Откуда они таких набирают?
У меня стало портиться настроение. Я вяло ковыряла «печеночные оладьи», выданные на завтрак вместе с гречневой кашей и какао, и тоскливо думала о незавидном положении разведчицы на чужой территории. Слишком много вокруг восторгов, улыбок, безобидных шалостей. Здесь Светлым положено пасти подопечных, воспитывать человеческих детенышей в духе любви и добра, а не мне, Темной, кормиться.
Сплошная фальшь. Сплошной лак и позолота!

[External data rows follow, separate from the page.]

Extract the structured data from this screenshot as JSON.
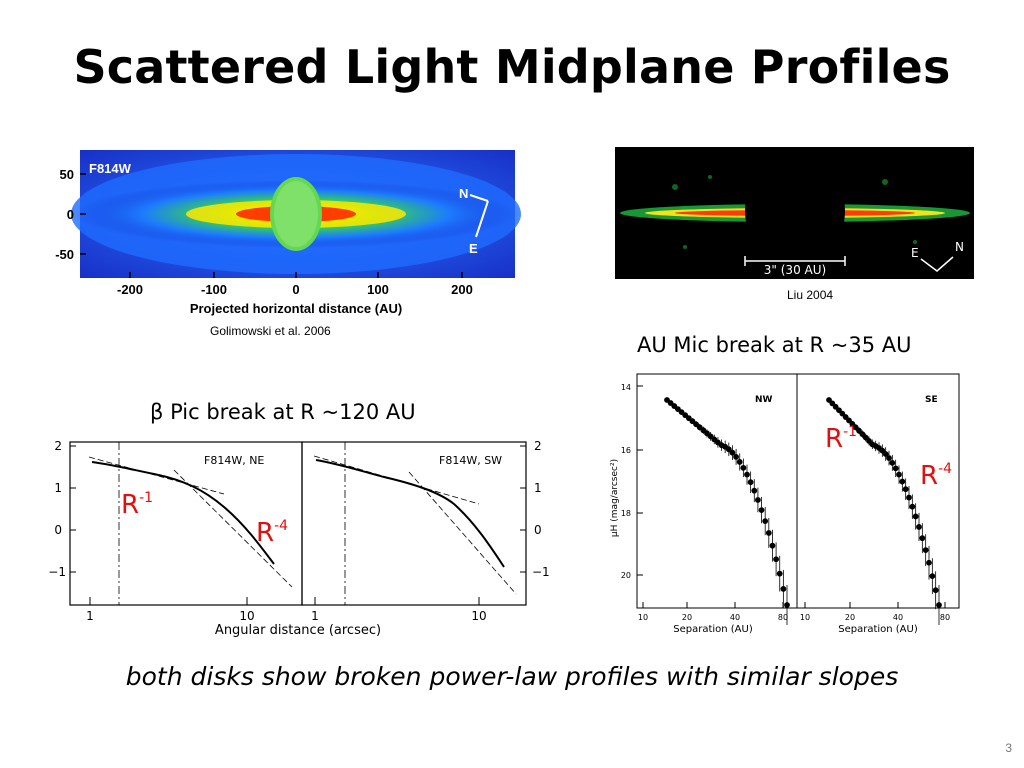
{
  "slide": {
    "title": "Scattered Light Midplane Profiles",
    "page_number": "3",
    "conclusion": "both disks show broken power-law profiles with similar slopes"
  },
  "beta_pic_image": {
    "filter_label": "F814W",
    "y_ticks": [
      "50",
      "0",
      "-50"
    ],
    "x_ticks": [
      "-200",
      "-100",
      "0",
      "100",
      "200"
    ],
    "xlabel": "Projected horizontal distance (AU)",
    "compass": {
      "n": "N",
      "e": "E"
    },
    "caption": "Golimowski et al. 2006"
  },
  "au_mic_image": {
    "scale_label": "3\" (30 AU)",
    "compass": {
      "e": "E",
      "n": "N"
    },
    "caption": "Liu 2004"
  },
  "beta_pic_profile": {
    "subtitle_symbol": "β",
    "subtitle": " Pic break at R ~120 AU",
    "panels": [
      "F814W, NE",
      "F814W, SW"
    ],
    "y_ticks": [
      "2",
      "1",
      "0",
      "−1"
    ],
    "x_ticks": [
      "1",
      "10"
    ],
    "xlabel": "Angular distance (arcsec)",
    "r1_label": "R",
    "r1_exp": "-1",
    "r4_label": "R",
    "r4_exp": "-4"
  },
  "au_mic_profile": {
    "subtitle": "AU Mic break at R ~35 AU",
    "panels": [
      "NW",
      "SE"
    ],
    "y_ticks": [
      "14",
      "16",
      "18",
      "20"
    ],
    "ylabel": "μH (mag/arcsec²)",
    "x_ticks": [
      "10",
      "20",
      "40",
      "80"
    ],
    "xlabel": "Separation (AU)",
    "r1_label": "R",
    "r1_exp": "-1",
    "r4_label": "R",
    "r4_exp": "-4"
  },
  "colors": {
    "annotation_red": "#e01010"
  }
}
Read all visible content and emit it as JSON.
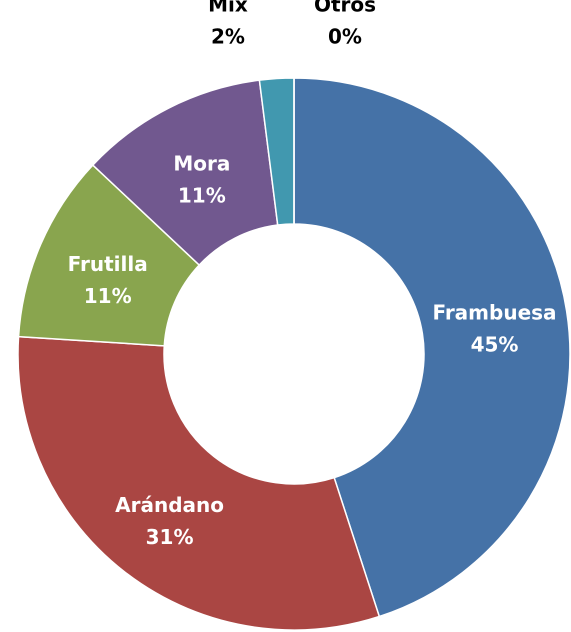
{
  "chart_data": {
    "type": "donut",
    "categories": [
      "Frambuesa",
      "Arándano",
      "Frutilla",
      "Mora",
      "Mix",
      "Otros"
    ],
    "values": [
      45,
      31,
      11,
      11,
      2,
      0
    ],
    "value_labels": [
      "45%",
      "31%",
      "11%",
      "11%",
      "2%",
      "0%"
    ],
    "colors": [
      "#4572a7",
      "#aa4643",
      "#89a54e",
      "#71588f",
      "#4198af",
      "#db843d"
    ]
  }
}
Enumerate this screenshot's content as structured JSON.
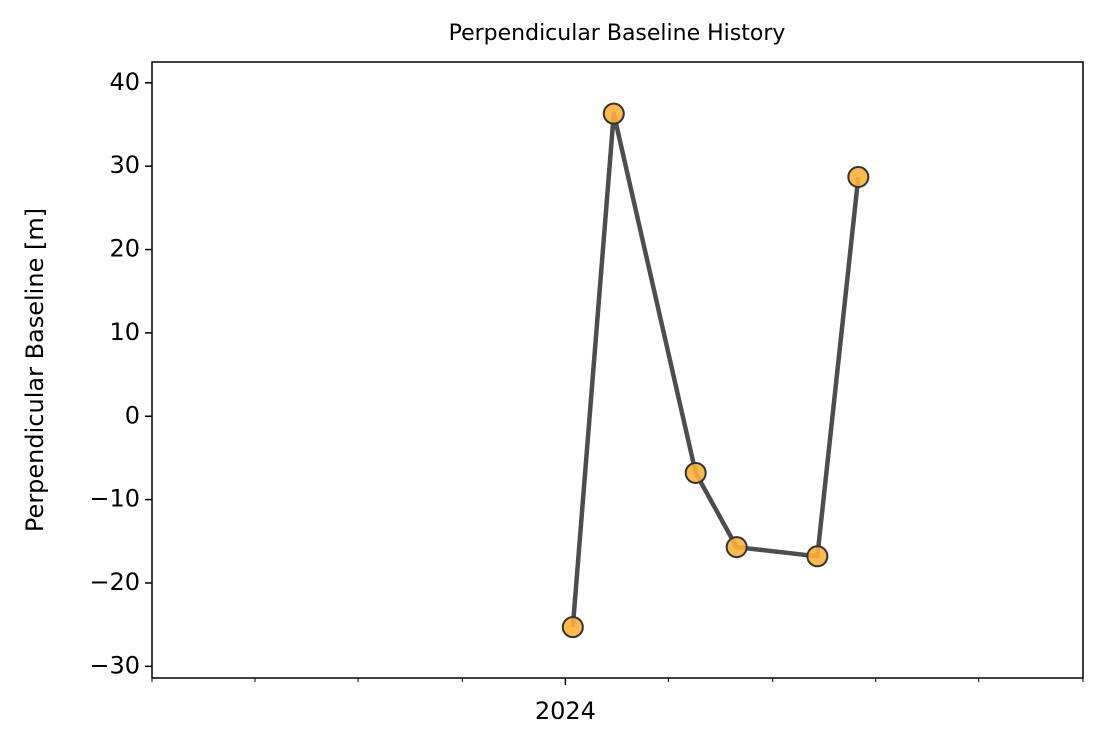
{
  "chart_data": {
    "type": "line",
    "title": "Perpendicular Baseline History",
    "ylabel": "Perpendicular Baseline [m]",
    "x": [
      2024.006,
      2024.039,
      2024.105,
      2024.138,
      2024.203,
      2024.236
    ],
    "values": [
      -25.3,
      36.3,
      -6.8,
      -15.7,
      -16.8,
      28.7
    ],
    "line_color": "#4d4d4d",
    "marker_color": "#fbb13c",
    "xlim": [
      2023.667,
      2024.417
    ],
    "xticks": [
      2024
    ],
    "xminor_ticks": [
      2023.667,
      2023.75,
      2023.833,
      2023.917,
      2024.083,
      2024.167,
      2024.25,
      2024.333,
      2024.417
    ],
    "ylim": [
      -31.4,
      42.5
    ],
    "yticks": [
      {
        "value": -30,
        "label": "−30"
      },
      {
        "value": -20,
        "label": "−20"
      },
      {
        "value": -10,
        "label": "−10"
      },
      0,
      10,
      20,
      30,
      40
    ],
    "grid": false
  }
}
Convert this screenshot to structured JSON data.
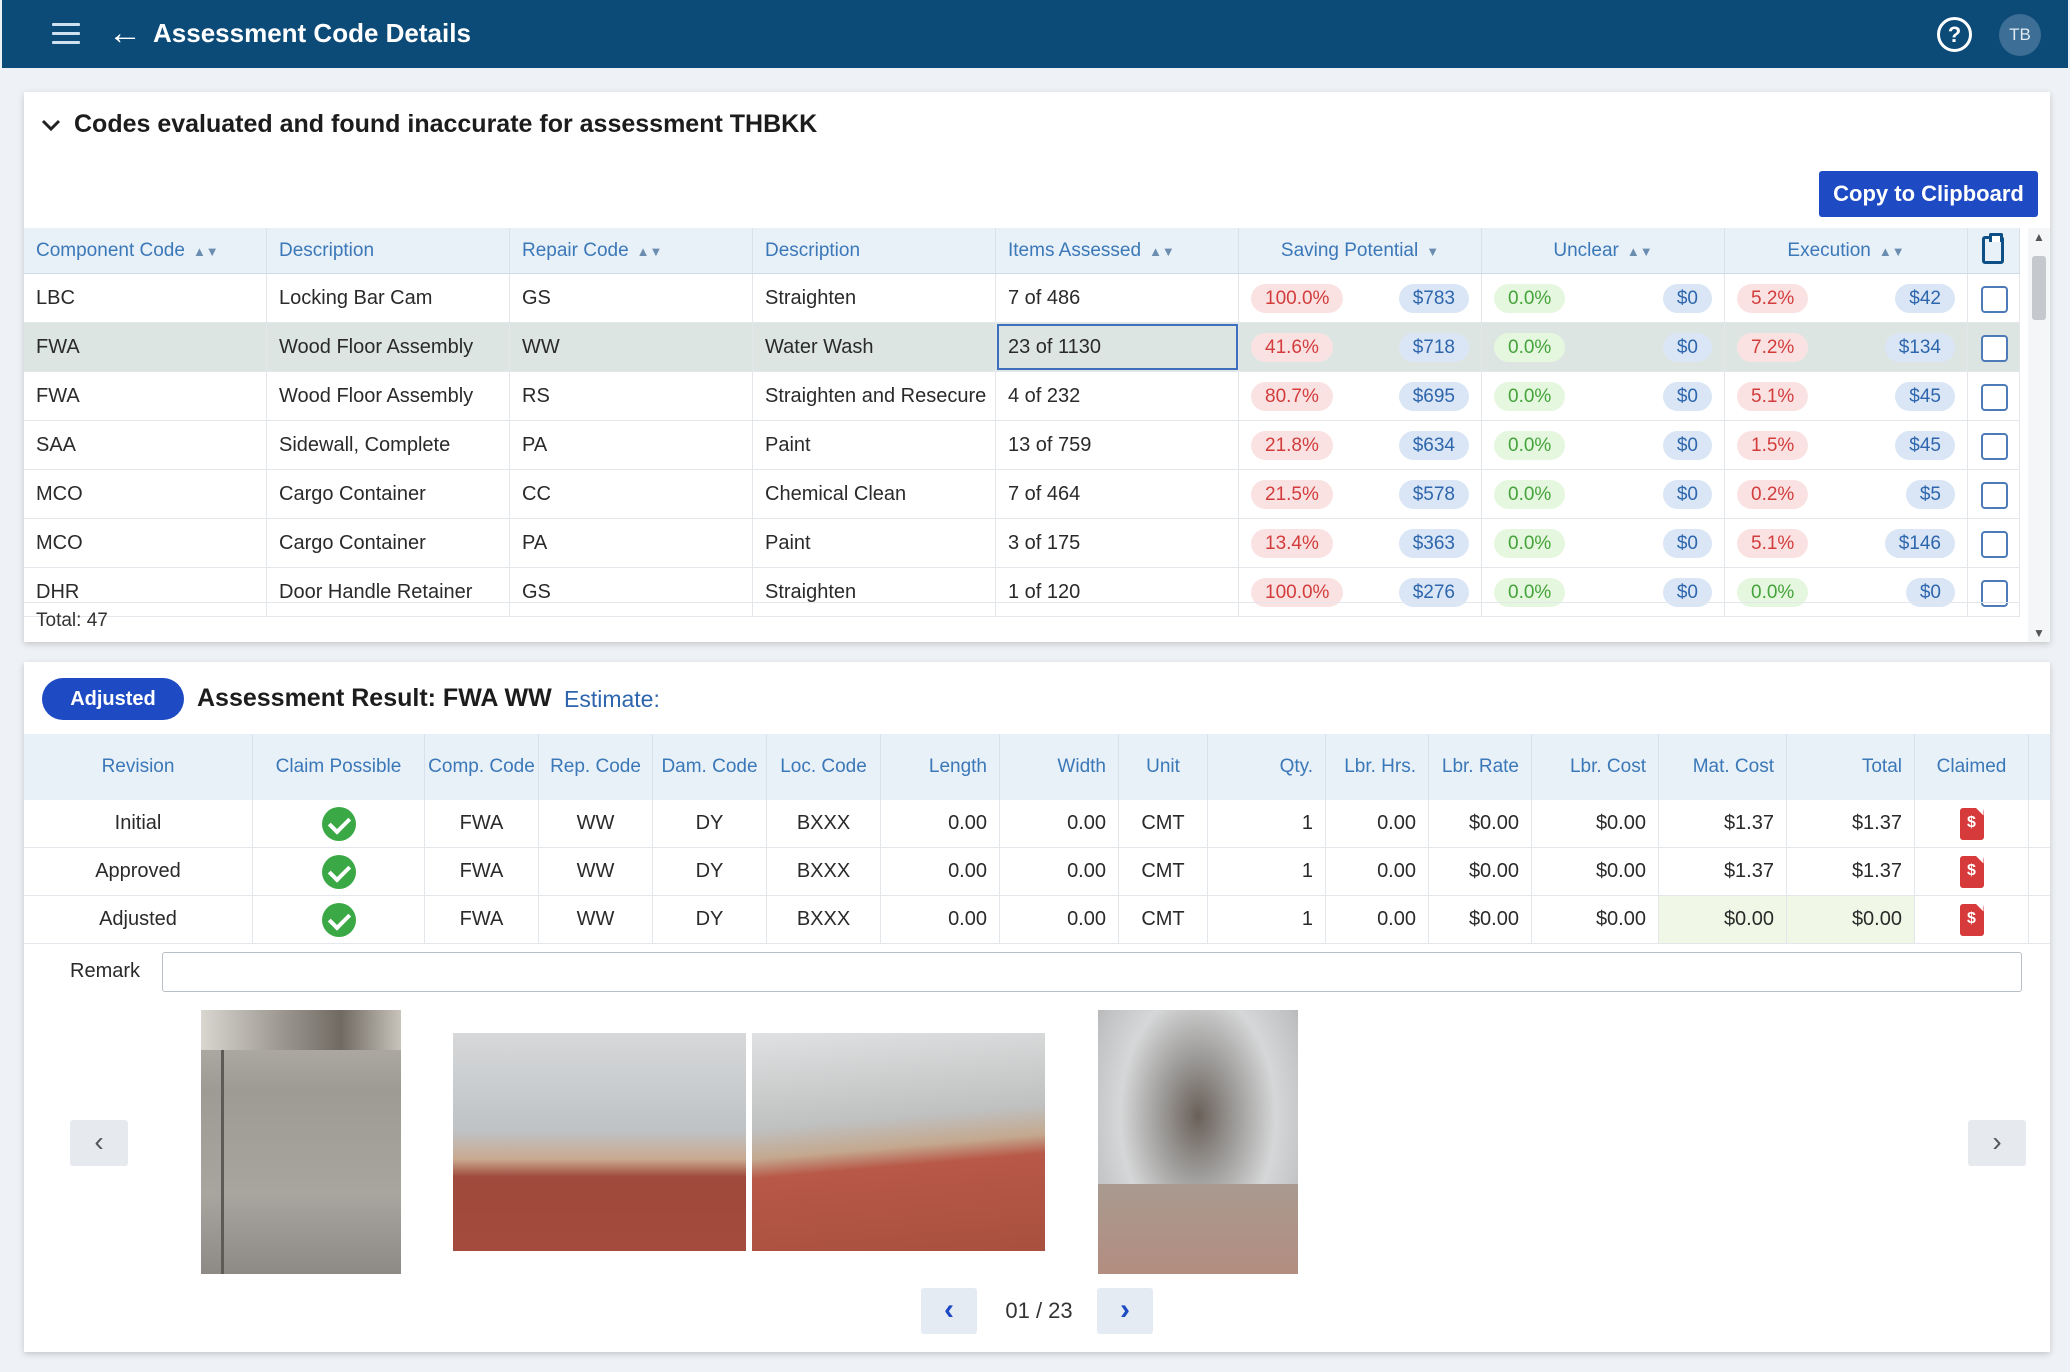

Конечно, успокаивала я себя, если поглядеть вокруг взглядом Иной — многое может измениться. Среди этих милых людей найдутся подлецы, извращенцы, злые, равнодушные…
Только ведь — не факт! Вполне может быть, что и не найдутся. Что все они искренни — в той мере, в какой это вообще возможно. Что искренне и чисто любят детей, лагерь, друг друга. Что здесь и впрямь заповедник идиотов, в который Светлые мечтают превратить весь мир.
А значит, хоть какое-то основание под действиями Светлых все-таки есть…
— Здравствуйте…
Я оглянулась на проходящего мимо мальчишку. Ага, старый знакомый… точнее — первый знакомый в «Артеке».
— Доброе утро, Макар, — я скосила глаза на его содранную коленку. — А где же йод?
— Пустяки, само заживет, — пробормотал подросток. Смотрел он на меня с легкой тревогой — видимо, пытался понять, узнала я про него что-нибудь, или пока еще нет.
— Беги, а то поесть не успеешь… — я улыбнулась. — Может быть тебе достаточно всего три часа на сон, а вот с едой вопрос другой. Здесь еда тоже казенная, но вкусная.
Он быстро зашагал вдоль столов. Понял, что я уже в курсе — и его ночных похождений, и его настоящего социального статуса. Будь я в форме — впитала бы немало Силы…
— Алиса, а откуда ты его знаешь? — громко зашептала Олечка.
Я скорчила таинственную гримасу:
— Я знаю все и про всех…
— Почему? — продолжала любопытничать Олечка.
— Потому что я — ведьма! — замогильным шепотом сообщила я.
Девчонка радостно засмеялась.
Да, да, очень смешно… особенно потому, что чистая правда… Я потрепала ее по голове, и взглядом указала на полную тарелку.
Сейчас мне еще предстояло выдержать официальную часть — познакомиться с руководством «Лазурного». А потом — пляж… море… о котором уже щебетали девчонки.
И честно говоря, я поняла, что жду этого с не меньшим восторгом, чем предстоящей ночи. Пусть я Темная, но даже вампиры, вопреки обывательским мнениям, любят море и солнечный свет.
В прошлом году, на исходе лета, я выбралась в Юрмалу. Не знаю, почему именно туда — может быть, хотела оказаться в неуютном месте. С этим мне повезло: август выдался дождливый, холодный, унылый. Чопорные латыши-официанты мгновенно начинали говорить по-русски, едва оценив сумму заказа, сервис в гостинице был по советскому прост, несмотря на все четырехзвездочные претензии. Я бродила по всей Юрмале: подолгу сидела в пивном ресторанчике в Майори, гуляла по мокрому песку безлюдного пляжа, вечерами выбиралась в Ригу. Дважды меня пытались ограбить, один раз — изнасиловать. Я веселилась как могла… у меня были способности Иной, и ни один человек в мире не мог причинить мне вреда. На душе было тоскливо, пусто, зато Силы — хоть отбавляй.